Pour lui, les républicains de gouvernement, radicaux et modérés cèdent trop facilement à la tentation autoritaire, s’appuyant sur la presse et l’émotion qu’elle crée au sein de la population. Ainsi, bien plus que le clivage classique prévention-répression, le contexte de 1912 permet à Jaurès de réfléchir sur les failles et les manquements de l’ordre républicain. Jaurès critique alors l’état de la police, qui s’est créée petit à petit un régime d’irresponsabilité et s’est mise à cataloguer la classe ouvrière comme « le danger par excellence », sans jamais innover dans ses méthodes et ses techniques. Ainsi, ce n’est pas uniquement la répression en tant que telle que dénonce Jaurès, mais la confusion, les amalgames, la « sauvagerie collective », la focalisation sur certaines catégories de la société, qui mettent à mal la République et ses principes. Il s’inquiète aussi du fait que la filiation et la fidélité aux principes républicains semblent de plus en plus incertaines chez les parlementaires et membres du gouvernement.

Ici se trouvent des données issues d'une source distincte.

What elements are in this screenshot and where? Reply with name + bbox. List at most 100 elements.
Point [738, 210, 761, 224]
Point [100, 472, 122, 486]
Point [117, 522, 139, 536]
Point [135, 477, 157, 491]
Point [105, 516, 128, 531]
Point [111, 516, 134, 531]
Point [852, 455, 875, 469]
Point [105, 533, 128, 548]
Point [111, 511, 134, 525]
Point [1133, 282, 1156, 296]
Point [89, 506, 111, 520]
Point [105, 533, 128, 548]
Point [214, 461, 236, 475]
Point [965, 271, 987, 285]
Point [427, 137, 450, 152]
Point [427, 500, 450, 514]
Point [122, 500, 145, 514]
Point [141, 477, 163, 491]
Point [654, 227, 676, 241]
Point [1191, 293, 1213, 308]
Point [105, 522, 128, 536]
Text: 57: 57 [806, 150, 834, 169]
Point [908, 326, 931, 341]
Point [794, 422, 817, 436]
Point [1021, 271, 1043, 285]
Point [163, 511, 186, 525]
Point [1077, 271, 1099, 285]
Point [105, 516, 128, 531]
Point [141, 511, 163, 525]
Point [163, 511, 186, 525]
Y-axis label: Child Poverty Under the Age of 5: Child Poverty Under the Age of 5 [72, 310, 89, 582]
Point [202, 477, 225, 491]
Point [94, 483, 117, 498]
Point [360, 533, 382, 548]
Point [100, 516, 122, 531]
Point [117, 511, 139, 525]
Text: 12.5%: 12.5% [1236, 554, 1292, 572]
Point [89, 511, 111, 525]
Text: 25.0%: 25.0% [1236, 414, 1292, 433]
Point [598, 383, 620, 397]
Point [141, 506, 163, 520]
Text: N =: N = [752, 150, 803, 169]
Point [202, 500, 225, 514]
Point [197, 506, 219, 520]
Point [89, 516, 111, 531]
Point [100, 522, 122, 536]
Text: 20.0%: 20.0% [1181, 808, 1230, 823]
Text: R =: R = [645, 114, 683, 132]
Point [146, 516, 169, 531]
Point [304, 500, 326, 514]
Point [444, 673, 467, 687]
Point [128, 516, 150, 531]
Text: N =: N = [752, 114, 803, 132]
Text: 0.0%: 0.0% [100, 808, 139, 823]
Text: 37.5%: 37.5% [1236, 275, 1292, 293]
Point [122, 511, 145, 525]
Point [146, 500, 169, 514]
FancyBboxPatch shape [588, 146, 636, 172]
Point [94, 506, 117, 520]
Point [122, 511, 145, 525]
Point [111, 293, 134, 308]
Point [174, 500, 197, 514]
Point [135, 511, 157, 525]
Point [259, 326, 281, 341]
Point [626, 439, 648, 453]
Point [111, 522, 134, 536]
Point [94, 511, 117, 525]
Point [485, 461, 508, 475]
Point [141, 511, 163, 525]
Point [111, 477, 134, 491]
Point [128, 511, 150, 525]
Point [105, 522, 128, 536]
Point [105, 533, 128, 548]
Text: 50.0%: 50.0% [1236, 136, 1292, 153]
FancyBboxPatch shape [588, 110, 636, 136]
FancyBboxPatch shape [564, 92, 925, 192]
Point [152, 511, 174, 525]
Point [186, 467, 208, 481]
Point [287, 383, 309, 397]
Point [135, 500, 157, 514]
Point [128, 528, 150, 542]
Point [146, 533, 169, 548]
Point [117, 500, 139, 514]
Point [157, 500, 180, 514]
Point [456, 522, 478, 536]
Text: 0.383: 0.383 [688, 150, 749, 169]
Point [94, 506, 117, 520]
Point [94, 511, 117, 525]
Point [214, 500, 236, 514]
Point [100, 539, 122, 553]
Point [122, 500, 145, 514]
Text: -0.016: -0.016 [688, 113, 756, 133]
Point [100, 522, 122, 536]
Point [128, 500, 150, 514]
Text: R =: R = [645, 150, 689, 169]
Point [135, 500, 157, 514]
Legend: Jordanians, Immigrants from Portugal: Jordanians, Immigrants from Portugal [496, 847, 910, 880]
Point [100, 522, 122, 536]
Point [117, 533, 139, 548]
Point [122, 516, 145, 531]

En somme, le discours que tient Jaurès sur la sécurité publique relève avant tout du constat que les principes républicains semblent bafoués par le gouvernement en place, s’appuyant sur les « passions sauvages » qu’alimentent les médias. Cette confusion morale et politique va même devenir générale lorsque, à l’approche de la guerre, les opposants au conflit apparaîtront comme des traîtres et des lâches. Face à cette République désemparée dans laquelle les réactions « montent dans les cœurs et les cerveaux », Jaurès prône le courage, l’intelligence, afin d’effectuer les réformes nécessaires sans tomber dans l’obsession répressive et la négation des principes fondamentaux. Une fois encore, Jaurès croit au progrès chez l’homme, à sa capacité à faire changer le cours des choses, à lutter contre les passions les plus bestiales. Il continue à croire en l’idéal, la justice, la liberté, certain plus que jamais que « le progrès est la condition de l’ordre ».